Life as we know it has changed since we were children. From the moment we conceived our children, our lives were forever and a day not the same. Even though our future children were not able to be felt, our invisible eye could look deep into our souls and see them.
As kids we played with our dolls babying them with crude caveman tactics. Flinging the dolls around as if they were a sack of potatoes. Children not coordinated with their movements held onto the dolls for safe keeping until they decided that the baby was in need of changing, then sought out any level spot to make their way through the laborious process of imaginary diaper changing.
Tea was set and all our stuffy and furry buddies came to have tea. Sometimes we invited our Dad to come and poor the tea. With the table small and cramped, Dad sat and made small talk with Henry the bear and Mr. Hoppers the bunny. All dressed in our Sunday best at the table, manners were first and foremost the event of the tea party. Tiny cookies on a lace-covered dish and lemonade in her finest china teapot gave the day spent with Dad the right amount of flair.
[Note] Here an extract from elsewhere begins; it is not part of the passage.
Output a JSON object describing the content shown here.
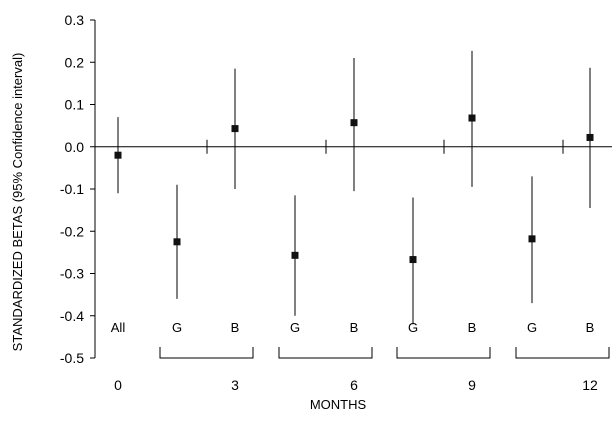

As time passed, the dolls were put away and the skates and teen magazine were the hottest trends in our teenager years. Dolls and teddy bears made room for makeup and boys. American Bandstand on our long Saturdays in a hot summer gave us hope the new hit on the block saw us and was singing to our hearts. We just knew they were gonna come to see us and ask us to marry them. Eardrums pounding in our heads, we screamed to our hearts’ content wanting and praying they would ask us to come up on stage to sing with them.
Now with the invention of cars, we discover that going to town meant finding boys out flexing their muscles and strutting their tail feathers to catch us looking at them. It was popular to have a car with a stereo that played all the hottest songs for that time. Our first kiss seemed to seal our future with no going back to our childhood; we had entered into a whole new life. Our mothers agape and dads looking for the gun, realizing it is too late to worry now—the little girl who just yesterday was having a tea party with Henry the Bear and Mr. Hoppers the bunny has passed through that rite of passage and is growing up.
As you read this article, I hope in some small way you can think back and wonder if Henry the Bear and Mr. Hoppers the bunny are still with that little girl having tea. Are they in their Sunday best and using manners at the table?